For Release Sunday, June 20, 2010
Citiwire.net
Local governments have strengthened their capacities multifold during my professional life. I recall vividly working with some that once keep financial records by hand, depended on snail mail for communications, and only responded to their neighbors under court order. Conversely, I have seen local governments earn the respect, and accompanying tax dollars, to provide state-of-the-art roads and sewers, public safety and recreation programs, and even bus service and affordable housing.
Yet in spite of this increased competency, individual local governments have been losing the ability to address many of their toughest challenges — the ones that cut across jurisdictional boundaries — at an increasing pace since the turn of the century. If there has ever been a time for innovation in local government, it is now.

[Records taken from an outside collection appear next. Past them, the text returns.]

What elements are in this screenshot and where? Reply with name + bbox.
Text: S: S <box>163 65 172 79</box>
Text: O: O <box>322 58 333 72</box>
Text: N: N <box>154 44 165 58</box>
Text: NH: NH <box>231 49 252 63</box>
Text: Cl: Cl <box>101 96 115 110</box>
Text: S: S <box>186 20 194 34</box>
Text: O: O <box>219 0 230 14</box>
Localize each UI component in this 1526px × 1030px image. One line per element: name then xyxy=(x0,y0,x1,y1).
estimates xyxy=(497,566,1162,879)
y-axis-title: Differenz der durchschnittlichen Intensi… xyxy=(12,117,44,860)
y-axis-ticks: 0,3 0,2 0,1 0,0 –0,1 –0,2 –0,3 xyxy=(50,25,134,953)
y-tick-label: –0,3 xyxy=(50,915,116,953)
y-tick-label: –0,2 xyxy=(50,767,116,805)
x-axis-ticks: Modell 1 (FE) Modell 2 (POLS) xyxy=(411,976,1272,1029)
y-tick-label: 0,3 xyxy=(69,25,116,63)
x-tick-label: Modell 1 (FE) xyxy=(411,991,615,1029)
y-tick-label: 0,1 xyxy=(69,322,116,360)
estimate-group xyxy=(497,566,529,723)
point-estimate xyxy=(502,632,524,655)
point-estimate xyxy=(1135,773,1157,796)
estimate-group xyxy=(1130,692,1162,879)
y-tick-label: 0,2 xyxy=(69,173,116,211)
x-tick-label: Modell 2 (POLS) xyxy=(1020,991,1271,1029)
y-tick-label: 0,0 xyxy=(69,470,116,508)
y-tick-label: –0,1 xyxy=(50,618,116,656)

Crosscutting challenges are not new. Some were predetermined by our natural environment. For example, local governments realized that taking drinking water out upstream and dumping waste water downstream only worked for the jurisdiction at the headwaters. Everyone else was going to drink someone else’s pollution. The same was discovered when the jurisdictions drawing on a common aquifer exceeded its ability to replenish itself and had to keep digging deeper wells. Neighboring local governments realized that they needed to negotiate watershed plans to assure adequate and potable drinking water. Ditto for airshed plans to breathe clean air.